Belum lagi di saat kita bicara problematika realias pendidik di negeri ini yang membentuk jurang hubungan dengan peserta didik sebagai ‘majikan-pembantu’. Kelas-kelas yang seharusnya menjadi harmonisasi fisik dan kondisi jiwa malah telah berubah menjadi bilik-bilik jeruji sang pesakitan. Taman Kanak-Kanak dan pendidikan yang masih berhubungan dengan usia dini yang identik dengan dunua bermainpun telah dimatikan dengan berjibun tugas dan hafalan. Rasa kasih sayang dan ucapan motivasi telah berubah menjadi caci-maki. Sementara itu, sisi keluarga yang menjadi sumber pendidik primer telah direduksi oleh sang pemimpin dan anggota rumah tangga itu sendiri.

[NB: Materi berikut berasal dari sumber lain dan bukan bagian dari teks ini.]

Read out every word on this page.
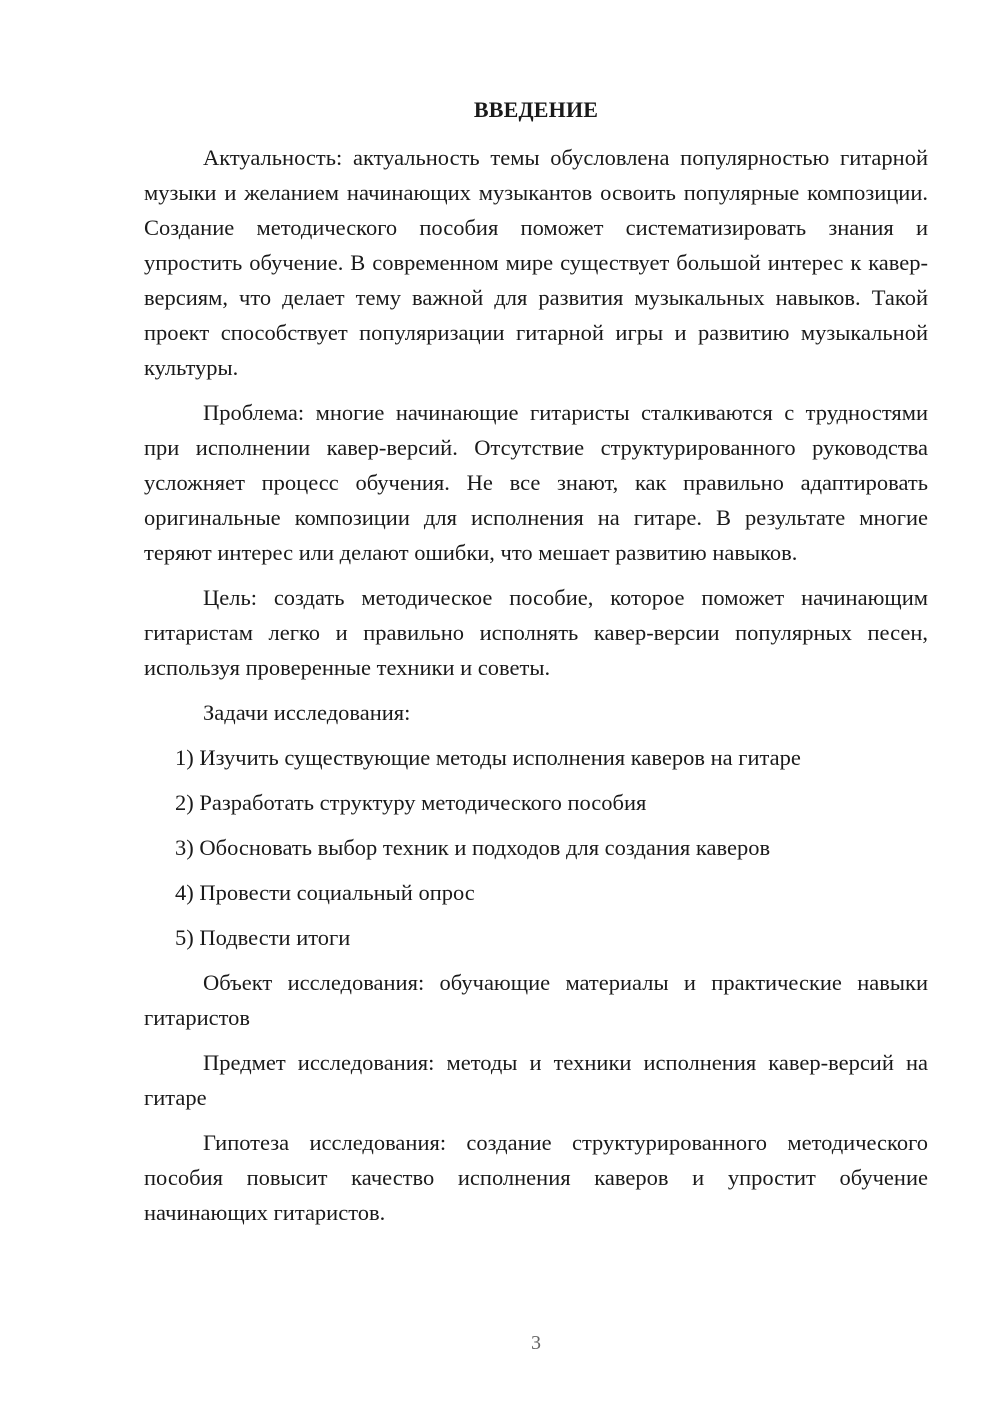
ВВЕДЕНИЕ

Актуальность: актуальность темы обусловлена популярностью гитарной музыки и желанием начинающих музыкантов освоить популярные композиции. Создание методического пособия поможет систематизировать знания и упростить обучение. В современном мире существует большой интерес к кавер-версиям, что делает тему важной для развития музыкальных навыков. Такой проект способствует популяризации гитарной игры и развитию музыкальной культуры.

Проблема: многие начинающие гитаристы сталкиваются с трудностями при исполнении кавер-версий. Отсутствие структурированного руководства усложняет процесс обучения. Не все знают, как правильно адаптировать оригинальные композиции для исполнения на гитаре. В результате многие теряют интерес или делают ошибки, что мешает развитию навыков.

Цель: создать методическое пособие, которое поможет начинающим гитаристам легко и правильно исполнять кавер-версии популярных песен, используя проверенные техники и советы.

Задачи исследования:
1) Изучить существующие методы исполнения каверов на гитаре
2) Разработать структуру методического пособия
3) Обосновать выбор техник и подходов для создания каверов
4) Провести социальный опрос
5) Подвести итоги

Объект исследования: обучающие материалы и практические навыки гитаристов

Предмет исследования: методы и техники исполнения кавер-версий на гитаре

Гипотеза исследования: создание структурированного методического пособия повысит качество исполнения каверов и упростит обучение начинающих гитаристов.

3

Dengan kondisi seperti yang kita rasakan serta alami bersama, dan jika ditela’ah hasil pemikiran salah satu tokoh sentral pendidikan yang hari lahirnya dijadikan sebagai Hari Pendidikan Nasional itu. Pantaslah kita untuk berkesimpulan sudah waktunya merubah paradigma serta kebiasaan yang salah selama ini.
Tujuannya hanya satu, agar pendidikan mampu menjadikan manusia yang merdeka, persis seperti sprit penulis bukunya. Dan pantas juga dikatakan wajib -bukan hanya insan pendidik tetapi siapapun yang masih merasa dirinya manusia dan ingin memerdekakan diri dan manusia lainnya- untuk kita merenungi setiap kata pada buku yang terdiri dari 29 buah artikel dan terangkum dalam tiga bab ini.
Apatah lagi bagi mereka yang sekarang merasa sebagai guru bagi anak didiknya dan guru bagi keluarga serta masyarakatnya. Artinya tidak ada alasan bagi untuk mengesampingkan pemikirannya yang oleh Dr. Daoed Joesuf dalam pengantarnya disebut sebagai sosok pelopor pendidikan yang visinya bersifat futuristik.
Jadi saatnya bersama kita apresiasikan pemikiran tokoh yang potret dirinya pernah diabadikan pada uang kertas pecahan 20.000 rupah itu dengan jalan awal membaca olah pikirnya yang terangkum pada buku ini. Semuanya hanya karena hasrat untuk pendidikan lebih baik dan meraih kemerdekaan yang hakiki.